Chère Alice,

Le temps est beau...

Tout près d'ici, la bataille fait rage.

Lucien Sertier
Lettre du mardi 5 juin 1917
Sertier Lucien
Lyon, vendredi 8 juin 1917


Bien chère Alice,
Aujourd’hui 10ème anniversaire de notre mariage. Triste fête, séparés et en prison ! Enfin, des jours meilleurs viendront.
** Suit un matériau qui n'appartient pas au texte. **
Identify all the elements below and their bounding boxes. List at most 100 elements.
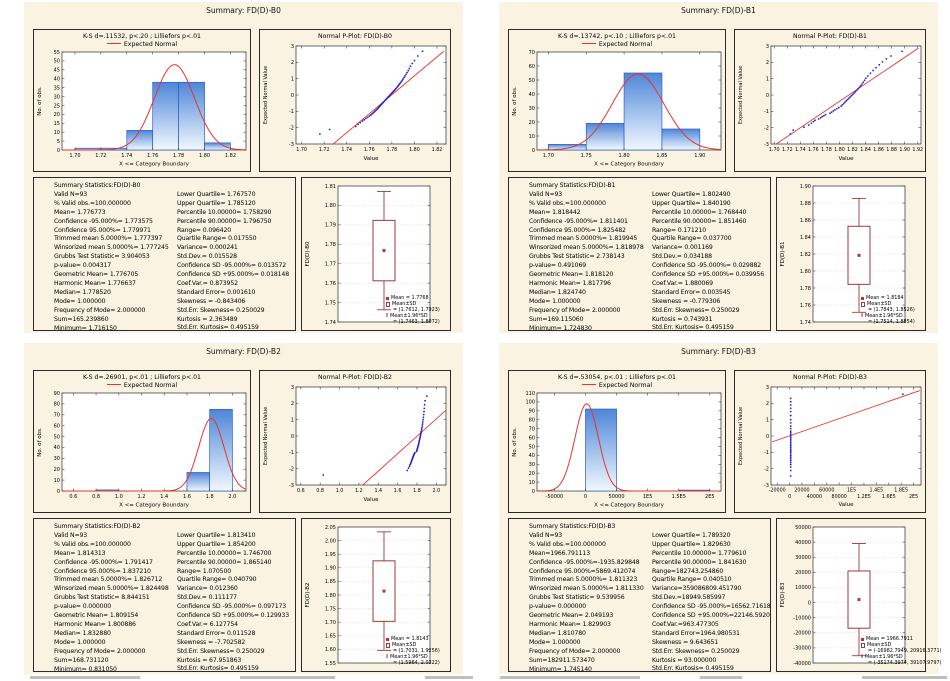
stat-line: Mode= 1.000000 bbox=[529, 297, 581, 305]
whisker-icon: I bbox=[386, 653, 389, 660]
stat-line: Variance= 0.012360 bbox=[177, 585, 238, 593]
svg-text:-1: -1 bbox=[289, 109, 294, 115]
cutoff-artifact bbox=[425, 676, 473, 679]
svg-text:0: 0 bbox=[532, 489, 535, 495]
svg-text:Expected Normal Value: Expected Normal Value bbox=[738, 66, 744, 124]
svg-text:40: 40 bbox=[529, 453, 535, 459]
svg-text:50: 50 bbox=[529, 444, 535, 450]
svg-text:1E5: 1E5 bbox=[847, 488, 856, 494]
stat-line: p-value= 0.000000 bbox=[529, 603, 587, 611]
svg-text:1.74: 1.74 bbox=[121, 153, 132, 159]
svg-text:70: 70 bbox=[54, 413, 60, 419]
stat-line: Minimum= 1.716150 bbox=[54, 324, 117, 331]
svg-text:1.72: 1.72 bbox=[95, 153, 106, 159]
normal-pplot-panel: Normal P-Plot: FD(D)-B2 0.6 0.8 1.0 1.2 1.4 1… bbox=[259, 370, 451, 513]
quadrant-title: Summary: FD(D)-B1 bbox=[681, 6, 756, 15]
svg-text:1.8: 1.8 bbox=[206, 494, 214, 500]
stat-line: Geometric Mean= 1.818120 bbox=[529, 271, 614, 279]
stat-line: Skewness = -0.779306 bbox=[652, 297, 721, 305]
svg-text:40000: 40000 bbox=[795, 540, 811, 546]
stat-line: Std.Dev.= 0.034188 bbox=[652, 253, 712, 261]
legend-nsd-label: Mean±1.96*SD bbox=[390, 313, 428, 319]
stat-line: Frequency of Mode= 2.000000 bbox=[529, 647, 621, 655]
svg-text:2: 2 bbox=[291, 401, 294, 407]
stat-line: Percentile 10.00000= 1.768440 bbox=[652, 208, 747, 216]
stat-line: Winsorized mean 5.0000%= 1.824498 bbox=[54, 585, 169, 593]
svg-text:1.95: 1.95 bbox=[325, 552, 336, 558]
histogram-chart: 1.70 1.72 1.74 1.76 1.78 1.80 1.82 0 5 10 15 20 25 30… bbox=[37, 50, 247, 168]
mean-marker-icon bbox=[386, 637, 389, 641]
svg-text:1.80: 1.80 bbox=[325, 593, 336, 599]
stat-line: Range=182743.254860 bbox=[652, 567, 724, 575]
svg-text:1.80: 1.80 bbox=[834, 147, 845, 153]
stat-line: Mode= 1.000000 bbox=[54, 297, 106, 305]
expected-normal-line-icon bbox=[106, 383, 121, 385]
svg-text:2E5: 2E5 bbox=[705, 494, 715, 500]
svg-text:0: 0 bbox=[808, 600, 811, 606]
stat-line: Valid N=93 bbox=[54, 531, 88, 539]
svg-text:1.78: 1.78 bbox=[821, 147, 832, 153]
cutoff-artifact bbox=[30, 676, 140, 679]
legend-mean-row: Mean = 1.7768 bbox=[386, 295, 440, 301]
legend-mean-text: Mean = 1.8184 bbox=[866, 295, 904, 301]
stat-line: Lower Quartile= 1.789320 bbox=[652, 531, 731, 539]
legend-sd-row: Mean±SD bbox=[861, 642, 941, 648]
svg-text:10000: 10000 bbox=[795, 585, 811, 591]
stat-line: Variance=359086809.451790 bbox=[652, 585, 742, 593]
quadrant-title: Summary: FD(D)-B3 bbox=[681, 347, 756, 356]
svg-text:1.2: 1.2 bbox=[138, 494, 146, 500]
svg-text:60: 60 bbox=[529, 435, 535, 441]
histogram-ks-title: K-S d=.26901, p<.01 ; Lilliefors p<.01 bbox=[83, 373, 201, 381]
svg-text:1.6E5: 1.6E5 bbox=[882, 494, 896, 500]
stat-line: Winsorized mean 5.0000%= 1.818978 bbox=[529, 244, 644, 252]
stat-line: Valid N=93 bbox=[529, 531, 563, 539]
mean-sd-box-icon bbox=[861, 642, 865, 648]
stat-line: Variance= 0.000241 bbox=[177, 244, 238, 252]
stat-line: Std.Err. Skewness= 0.250029 bbox=[652, 647, 740, 655]
svg-text:3: 3 bbox=[291, 44, 294, 50]
histogram-legend-label: Expected Normal bbox=[123, 381, 178, 389]
legend-nsd-row: I Mean±1.96*SD bbox=[386, 313, 440, 319]
svg-text:1.55: 1.55 bbox=[325, 661, 336, 667]
stat-line: Valid N=93 bbox=[529, 190, 563, 198]
stat-line: Range= 1.070500 bbox=[177, 567, 232, 575]
stat-line: Minimum= 0.831050 bbox=[54, 665, 117, 672]
svg-text:Value: Value bbox=[363, 497, 379, 503]
cutoff-artifact bbox=[500, 676, 640, 679]
svg-text:0: 0 bbox=[584, 494, 587, 500]
stat-line: Lower Quartile= 1.767570 bbox=[177, 190, 256, 198]
svg-text:-3: -3 bbox=[764, 483, 769, 489]
svg-text:90: 90 bbox=[529, 409, 535, 415]
svg-text:Value: Value bbox=[838, 156, 854, 162]
stat-line: Grubbs Test Statistic= 3.904053 bbox=[54, 253, 150, 261]
svg-text:1.80: 1.80 bbox=[325, 203, 336, 209]
svg-text:1.82: 1.82 bbox=[847, 147, 858, 153]
stat-line: Std.Dev.=18949.585997 bbox=[652, 594, 726, 602]
legend-nsd-label: Mean±1.96*SD bbox=[865, 654, 903, 660]
svg-text:10: 10 bbox=[529, 480, 535, 486]
svg-text:1.88: 1.88 bbox=[800, 201, 811, 207]
svg-text:1.70: 1.70 bbox=[69, 153, 80, 159]
stat-line: Percentile 10.00000= 1.746700 bbox=[177, 549, 272, 557]
svg-text:30000: 30000 bbox=[795, 555, 811, 561]
svg-text:50000: 50000 bbox=[609, 494, 625, 500]
pplot-chart: 1.70 1.72 1.74 1.76 1.78 1.80 1.82 -3 -2 -1 0 1 2 3 Va… bbox=[263, 44, 447, 162]
svg-text:1.72: 1.72 bbox=[782, 147, 793, 153]
svg-text:50: 50 bbox=[54, 434, 60, 440]
boxplot-panel: 1.74 1.76 1.78 1.80 1.82 1.84 1.86 1.88 1.90 FD(D… bbox=[776, 177, 926, 331]
histogram-legend: Expected Normal bbox=[34, 41, 250, 48]
stat-line: Upper Quartile= 1.829630 bbox=[652, 540, 731, 548]
boxplot-panel: -40000 -30000 -20000 -10000 0 10000 20000 30000… bbox=[776, 518, 941, 672]
svg-text:-2: -2 bbox=[764, 466, 769, 472]
svg-text:No. of obs.: No. of obs. bbox=[37, 86, 43, 116]
svg-text:1.8E5: 1.8E5 bbox=[894, 488, 908, 494]
svg-text:40: 40 bbox=[529, 92, 535, 98]
legend-sd-range: = (1.7843, 1.8526) bbox=[868, 307, 915, 313]
stat-line: Std.Err. Kurtosis= 0.495159 bbox=[652, 665, 734, 672]
histogram-legend-label: Expected Normal bbox=[598, 381, 653, 389]
stat-line: Grubbs Test Statistic= 9.539956 bbox=[529, 594, 625, 602]
svg-text:1.76: 1.76 bbox=[364, 147, 375, 153]
svg-text:2.05: 2.05 bbox=[325, 525, 336, 531]
svg-text:60: 60 bbox=[529, 64, 535, 70]
stat-line: Summary Statistics:FD(D)-B2 bbox=[54, 523, 141, 530]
Hier comme je te l’avais dit, on m’a opéré des dents. Cela consiste à faire un petit trou avec une mèche dans la dent pour en arracher le nerf qui a été coupé et qui est mort. J’en ai deux dans ce cas. Cependant la seconde n’était pas encore morte entièrement et quand la mèche a touché le nerf, j’ai crié comme un voleur. On m’y a mis un pansement et dans quelques jours il faudra recommencer. J’aimerais bien mieux qu’on laisse ces dents tranquilles, qui en somme ne me font pas mal et qu’on m’envoie bientôt vous aider à faner.
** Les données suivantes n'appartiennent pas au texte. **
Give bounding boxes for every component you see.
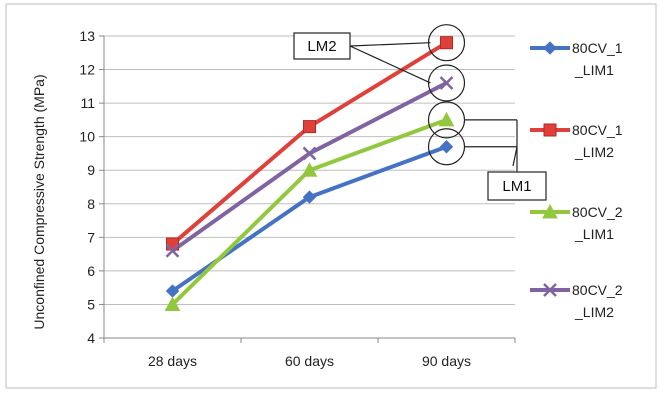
- y-axis-label: Unconfined Compressive Strength (MPa): [31, 74, 47, 329]
- marker-stroke: [302, 146, 317, 161]
- y-tick-label: 4: [87, 330, 95, 346]
- legend-entry: 80CV_1 _LIM1: [530, 40, 623, 78]
- data-point: [301, 162, 318, 177]
- legend-label: _LIM2: [574, 144, 614, 160]
- legend-marker: [543, 283, 557, 297]
- chart-frame: [5, 3, 657, 389]
- data-point: [165, 243, 180, 258]
- legend-entry: 80CV_2 _LIM1: [530, 203, 623, 242]
- annotation-label: LM1: [502, 178, 531, 195]
- data-point: [439, 140, 454, 154]
- legend-marker: [542, 203, 558, 219]
- legend-entry: 80CV_2 _LIM2: [530, 282, 623, 320]
- y-tick-label: 9: [87, 162, 95, 178]
- y-tick-label: 11: [80, 95, 95, 111]
- y-tick-label: 6: [87, 263, 95, 279]
- y-tick-label: 12: [79, 62, 95, 78]
- y-tick-label: 13: [79, 28, 95, 44]
- y-tick-label: 10: [79, 129, 95, 145]
- y-tick-label: 5: [87, 296, 95, 312]
- x-tick-label: 90 days: [422, 353, 471, 369]
- legend-label: _LIM1: [574, 226, 614, 242]
- legend-marker: [543, 123, 557, 137]
- data-point: [164, 296, 181, 311]
- data-point: [439, 76, 454, 90]
- data-point: [438, 111, 455, 127]
- data-point: [440, 36, 453, 50]
- legend-label: 80CV_1: [572, 122, 623, 138]
- annotations: LM2 LM1: [293, 24, 547, 201]
- legend-entry: 80CV_1 _LIM2: [530, 122, 623, 160]
- annotation-circle: [427, 64, 466, 102]
- annotation-leader: [349, 42, 431, 47]
- legend-label: 80CV_1: [572, 40, 623, 56]
- annotation-leader: [349, 45, 431, 84]
- y-tick-label: 8: [87, 196, 95, 212]
- data-point: [302, 146, 317, 161]
- legend-label: 80CV_2: [572, 204, 623, 220]
- annotation-box: [487, 171, 547, 201]
- marker-stroke: [165, 243, 180, 258]
- marker-stroke: [543, 283, 557, 297]
- x-tick-label: 60 days: [285, 353, 334, 369]
- legend-marker: [543, 41, 557, 55]
- annotation-label: LM2: [307, 38, 336, 55]
- annotation-box: [293, 32, 351, 60]
- series-layer: [164, 36, 455, 311]
- legend-label: _LIM2: [574, 304, 614, 320]
- legend-label: _LIM1: [574, 62, 614, 78]
- data-point: [303, 120, 316, 134]
- x-tick-label: 28 days: [148, 353, 197, 369]
- data-point: [302, 190, 317, 204]
- y-tick-label: 7: [87, 229, 95, 245]
- legend: 80CV_1 _LIM1 80CV_1 _LIM2 80CV_2 _LIM1 80CV_2 _…: [530, 40, 623, 320]
- axes: 4 5 6 7 8 9 10 11 12 13 28 days 60 days 90 days: [79, 28, 516, 369]
- marker-stroke: [439, 76, 454, 90]
- legend-label: 80CV_2: [572, 282, 623, 298]
- annotation-leader: [512, 146, 518, 167]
On ne devient pas fort ici et cela n’a rien d’étonnant. Hier j’ai travaillé toute la journée pour passer la chambre, les lits et les tables de nuit au crisyl avec un pinceau. Ça m »avait éreinté et cependant ce n’est pas pénible. En revanche, cette nuit on n’avait pas de punaises et j’ai dormi jusqu’à sept heures ce matin. Il y a longtemps que ça ne m’était pas arrivé. Je ne sais pas si nous pourrons sortir en ville aujourd’hui. Si je peux j’irai chercher mon rasoir chez mes cousines.
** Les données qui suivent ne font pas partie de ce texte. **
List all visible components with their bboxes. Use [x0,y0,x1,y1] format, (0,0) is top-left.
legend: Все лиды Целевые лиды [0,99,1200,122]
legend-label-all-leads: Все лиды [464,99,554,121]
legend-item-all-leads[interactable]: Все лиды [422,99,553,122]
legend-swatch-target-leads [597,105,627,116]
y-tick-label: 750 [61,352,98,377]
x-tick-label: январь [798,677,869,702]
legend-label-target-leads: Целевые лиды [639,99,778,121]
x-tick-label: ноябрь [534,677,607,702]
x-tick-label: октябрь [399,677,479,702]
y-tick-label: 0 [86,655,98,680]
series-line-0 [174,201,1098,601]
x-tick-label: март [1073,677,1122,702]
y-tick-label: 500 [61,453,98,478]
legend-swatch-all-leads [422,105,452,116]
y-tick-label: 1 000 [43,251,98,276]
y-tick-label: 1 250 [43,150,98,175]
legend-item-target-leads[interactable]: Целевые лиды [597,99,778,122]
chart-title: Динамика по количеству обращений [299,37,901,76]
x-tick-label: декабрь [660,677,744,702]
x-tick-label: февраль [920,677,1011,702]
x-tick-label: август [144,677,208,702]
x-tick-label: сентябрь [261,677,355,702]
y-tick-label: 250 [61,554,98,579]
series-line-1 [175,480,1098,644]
Je n’ai pas reçu de lettre de toi. La petite va-t-elle à l’école ? Et Titi, se rappelle-t-il le parc ? Je n’ai rien su de chez M. Carra depuis mercredi. Viendras-tu me voir ?
Au revoir bien chère Alice, reçois mes meilleurs baisers pour toi et les enfants.
Toutes mes amitiés à tes chers parents et sœurs.